Federal Judge Declares National Day Of Prayer Unconstitutional

04.16.10 | FL News Team

A federal judge has ruled that the National Day of Prayer -- held by every president since Dwight Eisenhower -- is unconstitutional. U.S. District Court Judge Barbara Crabb issued a 66-page ruling from her bench in Madison, Wisconsin, that the Day of Prayer violates the First Amendment. Specifically, she wrote, it violates the so-called establishment clause, which bars the federal government from "establishment of religion." Courts have traditionally interpreted that as the principle of separation of church and state. The Freedom From Religion Foundation filed litigation against the Bush administration in 2008, challenging the constitutionality of the National Day of Prayer. Judge Crabb has stayed her ruling pending completion of appeals.
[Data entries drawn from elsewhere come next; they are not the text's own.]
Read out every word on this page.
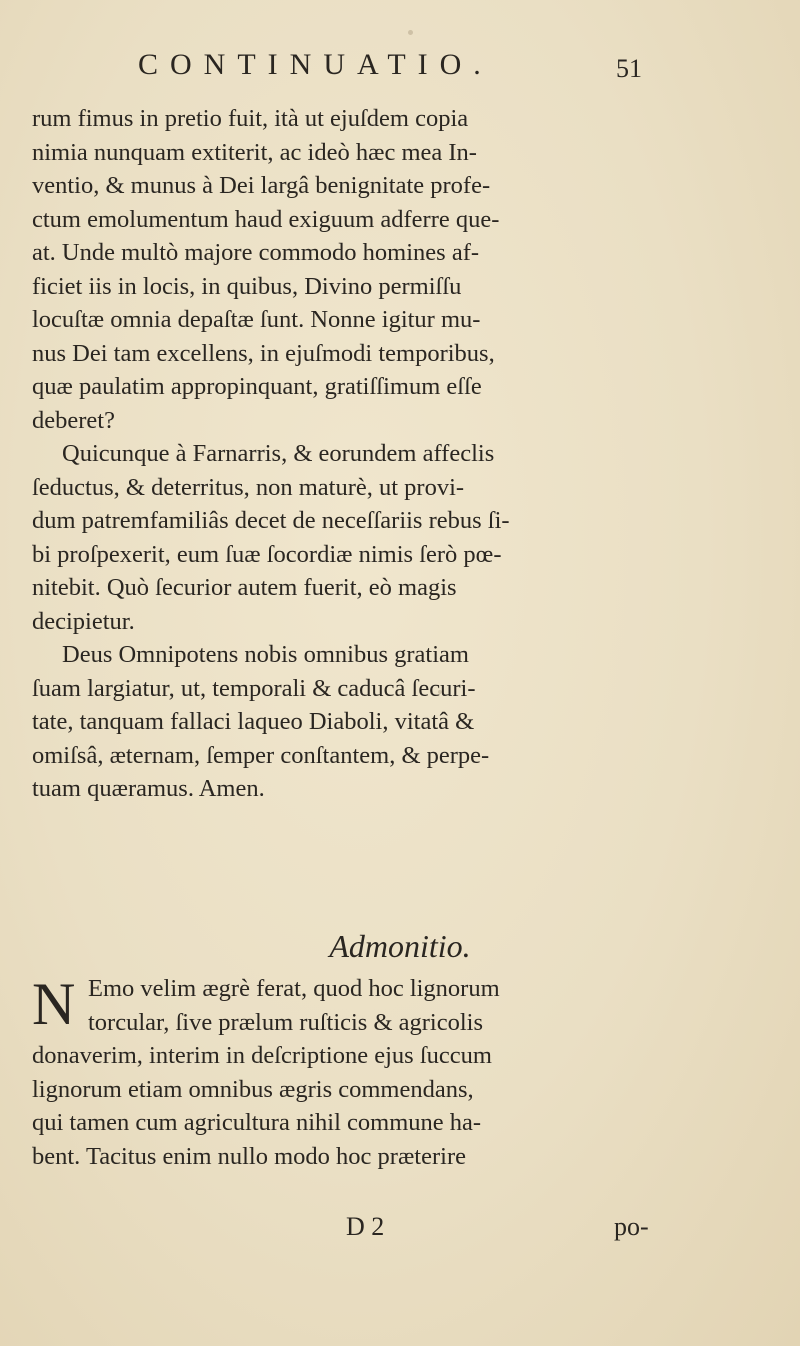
CONTINUATIO.	51

rum fimus in pretio fuit, ità ut ejuſdem copia
nimia nunquam extiterit, ac ideò hæc mea In-
ventio, & munus à Dei largâ benignitate profe-
ctum emolumentum haud exiguum adferre que-
at. Unde multò majore commodo homines af-
ficiet iis in locis, in quibus, Divino permiſſu
locuſtæ omnia depaſtæ ſunt. Nonne igitur mu-
nus Dei tam excellens, in ejuſmodi temporibus,
quæ paulatim appropinquant, gratiſſimum eſſe
deberet?

Quicunque à Farnarris, & eorundem affeclis
ſeductus, & deterritus, non maturè, ut provi-
dum patremfamiliâs decet de neceſſariis rebus ſi-
bi proſpexerit, eum ſuæ ſocordiæ nimis ſerò pœ-
nitebit. Quò ſecurior autem fuerit, eò magis
decipietur.

Deus Omnipotens nobis omnibus gratiam
ſuam largiatur, ut, temporali & caducâ ſecuri-
tate, tanquam fallaci laqueo Diaboli, vitatâ &
omiſsâ, æternam, ſemper conſtantem, & perpe-
tuam quæramus. Amen.

Admonitio.
N Emo velim ægrè ferat, quod hoc lignorum
torcular, ſive prælum ruſticis & agricolis
donaverim, interim in deſcriptione ejus ſuccum
lignorum etiam omnibus ægris commendans,
qui tamen cum agricultura nihil commune ha-
bent. Tacitus enim nullo modo hoc præterire
D 2	po-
 In her decision, the judge said the ruling is not a judgment against the value of prayer. Rather, she wrote, "No one can doubt the important role that prayer plays in the spiritual life of a believer." She added, quote, "The only issue decided in this case is that the federal government may not endorse prayer in a statute." Some members of Congress are urging the Justice Department to appeal the ruling. A spokesman said the department is reviewing the ruling. Congress established the observance in 1952. The next National Day of Prayer is set for May 6th.